Many parents mistakingly equate parenting with discipline.
Congratulations!! You and your spouse have just given birth to a bouncy baby boy or girl. As you become acquainted with your little bundle you begin to ask yourself many questions,
- "How will I cope with this new responsibility?";
- "Will I be able to raise my child as a fully functioning, psychologically healthy person?";
- "Will I be capable of protecting my child from the evil in this society?";
- "What do I need to do to build a strong Muslim character in my child?"
Whether this is your first experience at parenthood or one in a line of blessings, the same questions surface each time a new being appears.
One can use the analogy of building blocks, with the first blocks placed at the time of birth. Many people believe that the task of parenting does not begin until a child can walk and talk and get into mischief, requiring some form of discipline from the parent. The term parenting is often equated with discipline. This understanding is inaccurate, however, because effective parenting begins at birth with a phenomenon known as bonding or attachment.
What is bonding?
Bonding is the formation of enduring emotional ties between an infant and a special person in his/her world (usually the mother). It is a process that takes place over time involving an affectionate, reciprocal relationship between these two people. The interaction usually occurs in this manner:
- The infant cries or expresses discomfort;
- The caretaker responds in an attentive and loving way, fulfilling the needs of the infant;
- The infant smiles and coos as a sign of contentment;
- The caretaker is gratified to know that she/he can please the infant and produce such a response.
This is a beautiful, harmonious interplay that is a part of Allah's universal plan. It plants the seeds of the social and community ties that are so important in Islaam.
Bonding is vitally important because it can affect the psychological and social development of a child. Scientific research has shown that children who were securely attached in infancy are more competent in certain social and cognitive skills: they are more curious, competent, cooperative, and self-directed than those who were insecurely attached. They are also more likely to be sought out as friends and chosen to be leaders. In school, they tend to interact with teachers in friendly and appropriate ways and are more likely to be independent, seeking help from teachers only when needed.
Children who were insecurely attached tend to experience more difficulty in these areas and these effects may carry over into later years. Poor attachment has been found to be one factor in an equation that explains problems in adolescence such as juvenile delinquency, teenage pregnancy, drug and alcohol use, and much more.

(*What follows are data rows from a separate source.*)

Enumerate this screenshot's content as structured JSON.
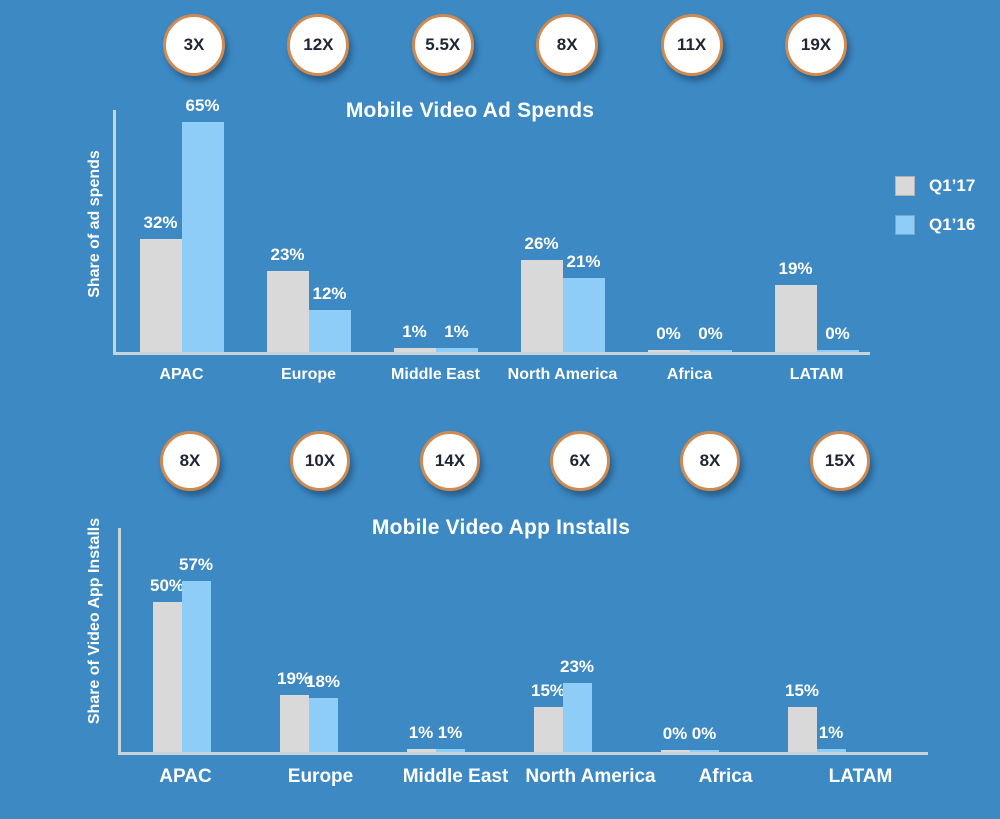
{
  "colors": {
    "background": "#3c89c4",
    "axis": "#c9d3da",
    "badge_fill": "#ffffff",
    "badge_border": "#cf8a52",
    "badge_text": "#1f2533",
    "label_text": "#ffffff"
  },
  "legend": {
    "position": "right",
    "items": [
      {
        "label": "Q1’17",
        "color": "#d9d9d9"
      },
      {
        "label": "Q1’16",
        "color": "#8dcdf8"
      }
    ]
  },
  "chart_data": [
    {
      "type": "bar",
      "title": "Mobile Video Ad Spends",
      "ylabel": "Share of ad spends",
      "xlabel": "",
      "ylim": [
        0,
        70
      ],
      "grid": false,
      "legend_position": "right",
      "value_suffix": "%",
      "categories": [
        "APAC",
        "Europe",
        "Middle East",
        "North America",
        "Africa",
        "LATAM"
      ],
      "multipliers": [
        "3X",
        "12X",
        "5.5X",
        "8X",
        "11X",
        "19X"
      ],
      "series": [
        {
          "name": "Q1’17",
          "color": "#d9d9d9",
          "values": [
            32,
            23,
            1,
            26,
            0,
            19
          ],
          "labels": [
            "32%",
            "23%",
            "1%",
            "26%",
            "0%",
            "19%"
          ]
        },
        {
          "name": "Q1’16",
          "color": "#8dcdf8",
          "values": [
            65,
            12,
            1,
            21,
            0,
            0
          ],
          "labels": [
            "65%",
            "12%",
            "1%",
            "21%",
            "0%",
            "0%"
          ]
        }
      ]
    },
    {
      "type": "bar",
      "title": "Mobile Video App Installs",
      "ylabel": "Share of Video App Installs",
      "xlabel": "",
      "ylim": [
        0,
        60
      ],
      "grid": false,
      "legend_position": "none",
      "value_suffix": "%",
      "categories": [
        "APAC",
        "Europe",
        "Middle East",
        "North America",
        "Africa",
        "LATAM"
      ],
      "multipliers": [
        "8X",
        "10X",
        "14X",
        "6X",
        "8X",
        "15X"
      ],
      "series": [
        {
          "name": "Q1’17",
          "color": "#d9d9d9",
          "values": [
            50,
            19,
            1,
            15,
            0,
            15
          ],
          "labels": [
            "50%",
            "19%",
            "1%",
            "15%",
            "0%",
            "15%"
          ]
        },
        {
          "name": "Q1’16",
          "color": "#8dcdf8",
          "values": [
            57,
            18,
            1,
            23,
            0,
            1
          ],
          "labels": [
            "57%",
            "18%",
            "1%",
            "23%",
            "0%",
            "1%"
          ]
        }
      ]
    }
  ]
}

Fostering a strong bond with your child
How does a parent build a strong bond with her/his child and foster secure attachment?
1.Stay home with the baby. This is the ideal situation (although not always possible) for both the mother and the child. Allah has assigned women the role of nurturer and caretaker and has created them with characteristics that fit this role. Since bonding develops through many interactions between parent and child it only makes sense that they be together for this to occur. It is a disturbing situation when a woman goes back to work 6 weeks after the baby is born leaving him/her in daycare for 10 hours a day. She then comes home too frazzled and exhausted to have any interactions with the baby much less quality time. If it is absolutely necessary for a woman to work it is important to find a competent, caring person to take care of the child, preferably a Muslim. It is possible for a child to bond with more than one person.
2.Breastfeed. Allah has provided humans with a natural technique for development of a bond through the prescription of breastfeeding, "The mothers shall give suck to their offspring for two whole years." [2:233]; "And the bearing of him and the weaning of him is thirty months." [46:15]. This is another example of Allah's infinite wisdom that has only recently been proven by scientific knowledge. There are numerous health benefits from breastfeeding as well as emotional and social effects that will last a lifetime.
3.Respond to the infant's needs as quickly as possible. A significant part of the bonding process involves trust. When the needs of the baby are fulfilled, he/she develops trust in the caretaker and in the world. Crying and fussiness are forms of communication that signal that something is not quite right, and it is the responsibility of the caretaker to determine what should be done. Experienced parents are able to distinguish various cries and their associated needs. It is also possible to sense the early signs of needs and take care of them before the infant becomes upset. Caretakers who do this well, usually have babies who are very content, secure, and enjoyable.
4.Communicate with your infant. There are many ways to send messages of love and care to your infant. These include talking in a soft voice, "answering" sounds by cooing or imitating, singing, smiling, hugging, stroking, massaging, making eye contact and much more. Mothers and infants tend to develop their own special language that really is an expression of their love for each other. One of the most wonderful gifts from Allah is the beautiful, bright smile of an infant that says, "I am loved and cared for and I am returning that love." What amazing synchrony!
Following this advice does not guarantee that your child will develop according to your wishes and it will not alleviate your concerns, but it is an initial building block that will provide a strong foundation upon which to build. It is important to remember throughout the whole building process that our children are only a test for us and that we must always rely on Allah, the All-Mighty.